Nach der kleinen Kammer stimmt nun auch der Nationalrat für die Personen-Freizügigkeit. swissinfo C Helmle

Bei einem Referendum über die Ausweitung des freien Personenverkehrs auf die neuen EU-Mitglieder wird auch über den Schutz vor Lohndumping entschieden.

Der Nationalrat hat am Montag die miteinander verknüpften Vorlagen genehmigt. Der Ständerat hat der Verknüpfung am Dienstag ebenfalls zugestimmt.

In der Gesamtabstimmung hiess der Nationalrat das Protokoll zum Freizügigkeits-Abkommen und die von ihm in den Beschluss eingebauten flankierenden Massnahmen mit 129 zu 34 Stimmen gut.

Die Verknüpfung ist die wichtigste Differenz zum Ständerat. Die Schweizer Demokraten (SD) haben bereits vorher das Referendum angekündigt.

Bei den flankierenden Massnahmen gegen drohendes Lohndumping und schlechte Arbeitsbedingungen folgte der Nationalrat weitgehend dem Ständerat und den Sozialpartnern.

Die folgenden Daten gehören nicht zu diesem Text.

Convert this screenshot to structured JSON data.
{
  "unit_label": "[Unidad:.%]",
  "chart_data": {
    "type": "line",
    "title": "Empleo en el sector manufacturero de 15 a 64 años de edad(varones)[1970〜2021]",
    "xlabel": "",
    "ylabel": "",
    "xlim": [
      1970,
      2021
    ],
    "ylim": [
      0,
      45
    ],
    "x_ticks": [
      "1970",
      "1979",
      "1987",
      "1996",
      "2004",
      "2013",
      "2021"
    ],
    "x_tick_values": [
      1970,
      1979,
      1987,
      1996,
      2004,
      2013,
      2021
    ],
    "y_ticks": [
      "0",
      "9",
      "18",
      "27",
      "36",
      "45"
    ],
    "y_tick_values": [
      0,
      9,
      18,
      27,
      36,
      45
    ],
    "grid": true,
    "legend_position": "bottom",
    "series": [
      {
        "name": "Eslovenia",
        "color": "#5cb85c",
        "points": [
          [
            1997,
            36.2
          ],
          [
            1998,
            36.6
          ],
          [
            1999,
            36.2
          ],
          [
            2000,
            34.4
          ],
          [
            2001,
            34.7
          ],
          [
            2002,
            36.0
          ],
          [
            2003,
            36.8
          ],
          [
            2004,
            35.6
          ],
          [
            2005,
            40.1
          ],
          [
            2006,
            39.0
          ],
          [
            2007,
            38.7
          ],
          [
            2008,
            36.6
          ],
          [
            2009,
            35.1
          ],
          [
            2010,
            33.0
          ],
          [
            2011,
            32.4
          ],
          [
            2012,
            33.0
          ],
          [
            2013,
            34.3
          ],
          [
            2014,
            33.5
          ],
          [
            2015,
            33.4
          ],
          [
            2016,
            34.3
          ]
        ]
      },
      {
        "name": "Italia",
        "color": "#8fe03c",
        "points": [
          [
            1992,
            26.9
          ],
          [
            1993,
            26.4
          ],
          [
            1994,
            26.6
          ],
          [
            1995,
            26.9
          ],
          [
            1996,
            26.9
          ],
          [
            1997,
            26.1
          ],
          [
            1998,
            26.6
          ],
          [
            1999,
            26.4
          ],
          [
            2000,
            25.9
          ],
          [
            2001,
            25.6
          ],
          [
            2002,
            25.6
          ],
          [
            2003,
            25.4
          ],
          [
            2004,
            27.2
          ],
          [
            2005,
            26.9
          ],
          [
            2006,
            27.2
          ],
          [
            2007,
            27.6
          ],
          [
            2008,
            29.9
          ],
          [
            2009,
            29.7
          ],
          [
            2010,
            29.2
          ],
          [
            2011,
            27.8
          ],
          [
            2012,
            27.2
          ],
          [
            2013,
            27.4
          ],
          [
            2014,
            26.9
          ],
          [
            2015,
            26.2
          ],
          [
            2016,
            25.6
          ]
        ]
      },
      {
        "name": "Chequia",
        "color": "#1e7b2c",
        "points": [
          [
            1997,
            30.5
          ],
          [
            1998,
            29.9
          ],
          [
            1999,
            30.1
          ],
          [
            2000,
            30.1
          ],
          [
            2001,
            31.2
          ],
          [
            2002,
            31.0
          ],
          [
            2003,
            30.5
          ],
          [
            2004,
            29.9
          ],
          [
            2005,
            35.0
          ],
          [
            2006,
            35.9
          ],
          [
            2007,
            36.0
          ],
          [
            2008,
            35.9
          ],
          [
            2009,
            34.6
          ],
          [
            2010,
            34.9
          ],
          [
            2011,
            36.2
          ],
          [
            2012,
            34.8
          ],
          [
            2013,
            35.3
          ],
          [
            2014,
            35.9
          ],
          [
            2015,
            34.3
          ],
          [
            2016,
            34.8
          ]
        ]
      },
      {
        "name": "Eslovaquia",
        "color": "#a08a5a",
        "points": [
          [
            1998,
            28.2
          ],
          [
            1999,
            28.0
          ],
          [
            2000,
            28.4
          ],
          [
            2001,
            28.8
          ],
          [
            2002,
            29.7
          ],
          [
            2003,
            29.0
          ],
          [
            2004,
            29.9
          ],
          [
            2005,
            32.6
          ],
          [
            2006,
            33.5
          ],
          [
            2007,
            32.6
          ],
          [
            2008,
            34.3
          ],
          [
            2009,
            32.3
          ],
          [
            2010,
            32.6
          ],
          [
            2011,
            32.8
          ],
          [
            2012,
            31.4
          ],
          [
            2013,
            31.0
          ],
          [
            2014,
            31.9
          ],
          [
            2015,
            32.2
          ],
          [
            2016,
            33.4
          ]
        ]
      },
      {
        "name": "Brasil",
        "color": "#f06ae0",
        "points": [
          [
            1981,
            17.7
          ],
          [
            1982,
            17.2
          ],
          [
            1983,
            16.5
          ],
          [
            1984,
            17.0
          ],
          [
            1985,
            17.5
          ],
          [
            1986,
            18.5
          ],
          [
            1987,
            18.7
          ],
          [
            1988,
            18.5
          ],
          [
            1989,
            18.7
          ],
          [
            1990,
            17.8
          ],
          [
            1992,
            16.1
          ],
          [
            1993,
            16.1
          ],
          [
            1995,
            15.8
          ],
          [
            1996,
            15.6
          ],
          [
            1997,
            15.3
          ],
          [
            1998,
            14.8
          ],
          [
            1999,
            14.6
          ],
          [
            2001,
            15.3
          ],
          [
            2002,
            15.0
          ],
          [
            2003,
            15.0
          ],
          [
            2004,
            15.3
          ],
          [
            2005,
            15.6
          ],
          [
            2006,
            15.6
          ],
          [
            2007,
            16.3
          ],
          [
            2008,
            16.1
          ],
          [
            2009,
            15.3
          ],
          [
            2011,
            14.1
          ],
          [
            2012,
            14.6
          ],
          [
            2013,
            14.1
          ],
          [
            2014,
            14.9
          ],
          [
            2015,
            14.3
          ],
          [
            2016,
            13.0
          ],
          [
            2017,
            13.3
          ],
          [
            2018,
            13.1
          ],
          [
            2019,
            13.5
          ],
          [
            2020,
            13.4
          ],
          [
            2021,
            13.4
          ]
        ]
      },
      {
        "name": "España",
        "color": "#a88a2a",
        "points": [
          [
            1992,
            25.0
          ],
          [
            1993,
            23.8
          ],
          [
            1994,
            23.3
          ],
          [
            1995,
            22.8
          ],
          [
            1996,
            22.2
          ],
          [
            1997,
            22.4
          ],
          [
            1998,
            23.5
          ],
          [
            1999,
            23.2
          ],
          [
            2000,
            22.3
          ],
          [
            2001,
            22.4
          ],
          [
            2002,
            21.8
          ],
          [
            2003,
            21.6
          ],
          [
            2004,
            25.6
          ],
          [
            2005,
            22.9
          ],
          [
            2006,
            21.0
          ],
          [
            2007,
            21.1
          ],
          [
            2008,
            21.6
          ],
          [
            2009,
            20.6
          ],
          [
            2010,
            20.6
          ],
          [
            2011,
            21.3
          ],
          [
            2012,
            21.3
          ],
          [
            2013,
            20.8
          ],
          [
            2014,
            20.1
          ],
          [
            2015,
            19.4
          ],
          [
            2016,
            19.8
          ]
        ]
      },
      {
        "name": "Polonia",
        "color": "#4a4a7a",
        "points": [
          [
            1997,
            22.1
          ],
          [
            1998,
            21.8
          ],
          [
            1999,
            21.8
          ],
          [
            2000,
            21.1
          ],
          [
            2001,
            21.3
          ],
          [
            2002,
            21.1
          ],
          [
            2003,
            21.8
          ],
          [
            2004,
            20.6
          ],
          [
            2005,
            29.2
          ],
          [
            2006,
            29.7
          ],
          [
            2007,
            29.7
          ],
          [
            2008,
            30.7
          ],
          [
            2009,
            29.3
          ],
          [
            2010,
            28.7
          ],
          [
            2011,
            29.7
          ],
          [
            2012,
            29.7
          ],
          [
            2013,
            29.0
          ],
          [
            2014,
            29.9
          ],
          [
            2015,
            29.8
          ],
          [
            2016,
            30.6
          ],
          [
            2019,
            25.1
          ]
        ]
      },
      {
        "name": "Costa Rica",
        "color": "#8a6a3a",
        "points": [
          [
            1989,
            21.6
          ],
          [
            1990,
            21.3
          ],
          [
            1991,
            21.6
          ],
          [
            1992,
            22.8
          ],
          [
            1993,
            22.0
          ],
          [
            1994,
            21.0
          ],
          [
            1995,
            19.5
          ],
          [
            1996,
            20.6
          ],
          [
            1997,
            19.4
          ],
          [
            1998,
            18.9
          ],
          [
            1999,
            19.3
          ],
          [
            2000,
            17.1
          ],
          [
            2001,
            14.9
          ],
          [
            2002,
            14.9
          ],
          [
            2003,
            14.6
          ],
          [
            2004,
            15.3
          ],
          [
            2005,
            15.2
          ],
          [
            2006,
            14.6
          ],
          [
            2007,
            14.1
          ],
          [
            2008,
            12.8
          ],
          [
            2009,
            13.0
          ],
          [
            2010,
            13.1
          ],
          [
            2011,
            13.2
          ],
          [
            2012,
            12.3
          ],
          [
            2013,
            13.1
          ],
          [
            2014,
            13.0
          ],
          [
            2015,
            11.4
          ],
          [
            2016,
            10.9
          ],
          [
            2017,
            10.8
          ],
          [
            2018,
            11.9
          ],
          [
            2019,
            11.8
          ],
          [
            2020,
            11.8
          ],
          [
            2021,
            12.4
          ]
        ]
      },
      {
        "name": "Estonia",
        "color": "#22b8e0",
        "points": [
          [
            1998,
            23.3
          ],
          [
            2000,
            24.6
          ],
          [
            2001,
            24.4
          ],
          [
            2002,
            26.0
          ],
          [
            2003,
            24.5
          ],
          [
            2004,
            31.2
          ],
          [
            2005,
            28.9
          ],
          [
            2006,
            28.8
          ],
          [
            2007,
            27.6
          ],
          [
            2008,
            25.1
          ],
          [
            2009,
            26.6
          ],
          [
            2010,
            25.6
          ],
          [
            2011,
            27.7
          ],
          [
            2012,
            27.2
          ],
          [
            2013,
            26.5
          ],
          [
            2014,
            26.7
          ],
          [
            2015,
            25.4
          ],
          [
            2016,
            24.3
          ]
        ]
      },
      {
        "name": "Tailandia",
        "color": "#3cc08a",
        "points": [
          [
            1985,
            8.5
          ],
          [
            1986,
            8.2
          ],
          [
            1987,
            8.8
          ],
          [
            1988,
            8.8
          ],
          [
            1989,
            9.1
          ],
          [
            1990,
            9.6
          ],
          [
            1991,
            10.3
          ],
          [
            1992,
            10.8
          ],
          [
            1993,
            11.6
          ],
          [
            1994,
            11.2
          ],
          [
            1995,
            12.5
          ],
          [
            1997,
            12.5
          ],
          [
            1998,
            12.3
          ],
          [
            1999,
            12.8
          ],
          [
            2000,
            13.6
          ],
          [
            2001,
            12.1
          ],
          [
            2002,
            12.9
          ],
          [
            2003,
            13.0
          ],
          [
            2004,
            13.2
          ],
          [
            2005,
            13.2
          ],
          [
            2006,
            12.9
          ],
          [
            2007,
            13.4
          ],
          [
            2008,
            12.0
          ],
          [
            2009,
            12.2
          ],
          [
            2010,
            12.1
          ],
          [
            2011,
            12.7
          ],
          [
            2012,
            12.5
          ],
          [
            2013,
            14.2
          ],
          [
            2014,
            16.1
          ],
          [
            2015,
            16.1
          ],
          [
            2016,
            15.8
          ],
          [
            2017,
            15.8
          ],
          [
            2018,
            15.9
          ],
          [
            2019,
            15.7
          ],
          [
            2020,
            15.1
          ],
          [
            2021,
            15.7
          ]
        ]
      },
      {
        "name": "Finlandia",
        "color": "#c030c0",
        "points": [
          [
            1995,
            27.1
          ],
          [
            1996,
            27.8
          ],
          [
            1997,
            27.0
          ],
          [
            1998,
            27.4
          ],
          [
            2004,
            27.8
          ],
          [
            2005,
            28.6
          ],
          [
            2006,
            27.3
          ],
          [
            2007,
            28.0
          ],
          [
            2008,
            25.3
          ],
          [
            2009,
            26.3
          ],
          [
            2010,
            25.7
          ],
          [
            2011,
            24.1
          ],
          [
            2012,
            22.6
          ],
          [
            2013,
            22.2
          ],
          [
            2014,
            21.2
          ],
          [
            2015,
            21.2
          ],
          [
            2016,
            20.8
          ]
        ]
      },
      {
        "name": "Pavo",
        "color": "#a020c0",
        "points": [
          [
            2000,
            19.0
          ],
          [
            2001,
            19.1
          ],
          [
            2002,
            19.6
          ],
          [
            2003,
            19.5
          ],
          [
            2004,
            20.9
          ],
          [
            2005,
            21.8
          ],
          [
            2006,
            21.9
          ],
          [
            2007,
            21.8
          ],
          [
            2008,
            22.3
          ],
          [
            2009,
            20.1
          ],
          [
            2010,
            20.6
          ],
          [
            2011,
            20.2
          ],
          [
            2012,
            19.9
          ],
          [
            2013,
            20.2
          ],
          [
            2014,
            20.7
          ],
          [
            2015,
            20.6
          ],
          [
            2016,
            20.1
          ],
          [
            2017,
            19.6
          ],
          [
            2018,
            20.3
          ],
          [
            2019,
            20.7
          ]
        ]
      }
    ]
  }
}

Mit 127 zu 47 Stimmen lehnte er den Antrag der SVP ab, auf die Anstellung von 150 Inspektoren zu verzichten, die den Arbeitsmarkt kontrollieren sollen.

Gegen “Staatsinspektoren”

Der Zürcher SVP-Vertreter Hans Kaufmann wandte sich gegen die Anstellung der zur Hälfte vom Bund bezahlten 20 Mio. Franken teuren “Staatsinspektoren”.

Deren Aufgaben hätten die Kommissionen zu übernehmen, welche die Minimallöhne überwachen. Bundespräsident Joseph Deiss warnte davor, das Kernstück der Schutzmassnahmen herauszubrechen.

Gegen “Lohndrücker”

FDP, CVP und Grüne stellten sich mit der SP gegen den “Lohndrückerantrag” der SVP. Die Kontrolle der Löhne und der Arbeitsbedingungen schüfen für alle Unternehmer gleich lange Spiesse und schützten gerade jene Betriebe, die sich an die Vorschriften hielten, sagten die St. Galler SP-Vertreterin Hildegard Fässler.

Mit 75 zu 57 Stimmen folgte die grosse Kammer Bundesrat und Ständerat und beschränkte die Meldepflichten für die Arbeitgeber auf die Identität, die Tätigkeit und den Arbeitsort der in die Schweiz entsandten Arbeitnehmer.

Die Nationalratskommission wollte auch die Löhne und die Arbeitszeiten erfassen.

Wichtige Gesamtarbeitsverträge

Schon früher hatte der Nationalrat beschlossen, dass Gesamtarbeitsverträge (GAV) einfacher allgemein verbindlich erklärt werden.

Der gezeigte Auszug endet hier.